Hey all! I am wondering: Is there any chance to a...
# ask-community
h
Hey all! I am wondering: Is there any chance to attach metadata to specific partitions of a partitioned asset, when backfilling multiple partitions in single runs? I tried AssetObservations and manual AssetMaterialization, which works, but sadly the actual materialization (and its metadata) eventually is the most current metadata for all processed partitions of that run and hence the metadata to show up in the plots when observing the asset or asset details. And second question: How do I start a backfill run for a partition range programatically via python api? materialize only works with a single partition key as far as I can see. Thank you very much in advance!
c
Hi Heiner. You could add logic within your asset determines the metadata. Something like:
Copy code
@asset 
def my_asset(context):
    partition_key = context.partition_key
    metadata = my_partition_metadata(partition_key)
    return Output(..., metadata=metadata)
This would attach specific metadata to the partitioned materialization whenever you execute the asset (in a backfill or ad-hoc materialization)
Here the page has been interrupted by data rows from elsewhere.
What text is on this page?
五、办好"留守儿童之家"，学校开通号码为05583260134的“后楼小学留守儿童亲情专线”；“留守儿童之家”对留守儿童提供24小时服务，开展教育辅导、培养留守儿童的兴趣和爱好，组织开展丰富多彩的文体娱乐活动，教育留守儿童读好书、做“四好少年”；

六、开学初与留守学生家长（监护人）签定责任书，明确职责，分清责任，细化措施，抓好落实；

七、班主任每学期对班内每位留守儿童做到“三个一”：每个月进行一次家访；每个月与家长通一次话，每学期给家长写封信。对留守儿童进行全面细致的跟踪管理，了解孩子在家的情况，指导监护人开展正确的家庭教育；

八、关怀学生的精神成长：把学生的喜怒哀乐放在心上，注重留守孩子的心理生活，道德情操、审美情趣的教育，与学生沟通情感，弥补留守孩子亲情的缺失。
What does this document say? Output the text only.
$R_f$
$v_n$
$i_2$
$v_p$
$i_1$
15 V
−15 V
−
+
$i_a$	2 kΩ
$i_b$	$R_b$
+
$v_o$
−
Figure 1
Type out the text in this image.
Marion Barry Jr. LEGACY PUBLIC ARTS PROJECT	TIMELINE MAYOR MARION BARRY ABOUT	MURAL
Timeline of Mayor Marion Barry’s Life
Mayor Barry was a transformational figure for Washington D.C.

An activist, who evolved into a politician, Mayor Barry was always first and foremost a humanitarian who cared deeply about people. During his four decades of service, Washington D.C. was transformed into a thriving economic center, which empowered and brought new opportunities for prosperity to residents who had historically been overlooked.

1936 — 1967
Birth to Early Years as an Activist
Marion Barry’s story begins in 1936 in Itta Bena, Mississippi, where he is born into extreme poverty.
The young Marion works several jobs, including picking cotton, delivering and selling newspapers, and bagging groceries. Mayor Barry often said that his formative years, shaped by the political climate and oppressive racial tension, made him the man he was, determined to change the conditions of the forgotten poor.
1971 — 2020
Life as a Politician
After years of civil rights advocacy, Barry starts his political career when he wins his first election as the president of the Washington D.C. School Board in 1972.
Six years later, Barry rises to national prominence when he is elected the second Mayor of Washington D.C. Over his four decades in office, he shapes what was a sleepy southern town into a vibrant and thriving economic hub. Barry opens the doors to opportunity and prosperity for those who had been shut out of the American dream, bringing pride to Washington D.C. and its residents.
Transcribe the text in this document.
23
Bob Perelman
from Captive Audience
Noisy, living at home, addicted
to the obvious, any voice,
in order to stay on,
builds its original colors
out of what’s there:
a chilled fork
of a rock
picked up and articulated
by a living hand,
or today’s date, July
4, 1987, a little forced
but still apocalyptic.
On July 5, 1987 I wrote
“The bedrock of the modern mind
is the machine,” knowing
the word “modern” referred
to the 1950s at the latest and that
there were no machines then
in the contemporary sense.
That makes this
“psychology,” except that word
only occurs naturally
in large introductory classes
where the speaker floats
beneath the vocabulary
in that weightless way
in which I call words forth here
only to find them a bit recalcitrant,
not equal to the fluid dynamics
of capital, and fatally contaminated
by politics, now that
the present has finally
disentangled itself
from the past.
In order to execute a run across a range of partitions, you can attach the necessary tags:
Copy code
my_repo.get_job("partitioned_asset_job").execute_in_process(
    instance=instance,
    tags={ASSET_PARTITION_RANGE_START_TAG: start_partition_key, ASSET_PARTITION_RANGE_END_TAG: end_partition_key},
)
h
Hi @claire! Thank you very much for your responds! Regarding the metadata issue: That is pretty much something, that I tried, but the result is not what I want. I tried something like:
Copy code
@asset
def my_asset(context):
    p_start = context.asset_partition_key_range.start
    p_end = context.asset_partition_key_range.end
    
    # create asset for partitions in partition range
    metadata_export = export_data_from_db_to_gcs(p_start, p_end)
    metadata_import = import_data_from_gcs_to_bq()
    
    # gather partition-wise metadata
    partition_info = read_partition_metadata_from_information_schema(p_start, p_end)
    for partition in partition_info:
        context.log_event(AssetObservation(
            f'{DBT_BQ_PROJECT_NAME}/{trg_table_name}',
            partition=partition.day, metadata={
                'bytes': partition.total_billable_bytes,
                'rows': partition.total_rows,
            }))
    
    # return None-Output since asset has been materialized in asset itself
    # metadata might be empty or not. - does not make a difference for described problem
    metadata = metadata_export.copy()
    metadata.update(metadata_import)
    return Output(None, metadata=metadata)
This solution yields the metadata attached to the Output object to be the youngest valid metadata for all partitions of that asset. The metadata attached to each partition via AssetObservations is older since its logged beforehand. And hence the metadata plots in dagit do not display the intended by partition metadata: I loaded the partitions from 2023-06-15 to 2023-06-30 in a single backfill with no metadata attached to the Output object and the partitions from 2023-07-01 to date with attaching rows = total rows importet in that single backfill run. In both cases the plots do not show the actual metadata of the partitions. In the first case no values are shown. In the latter all partitions show the total number of rows in the second run (2023-07-01 - 2023-07-19) I think the best solution would be to introduce a metadata_by_partition_key-like feature.
c
Ah I see--it seems like the issue is that when you backfill across a partition range, you can't assign specific metadata per partition. We have an issue for tracking: https://github.com/dagster-io/dagster/issues/12498
I think if you did execute single-run backfills where each run corresponds to one partition, I think you would be able to see per-partition metadata
h
YES! That issue desctribes what I need! And single partition backfills work too.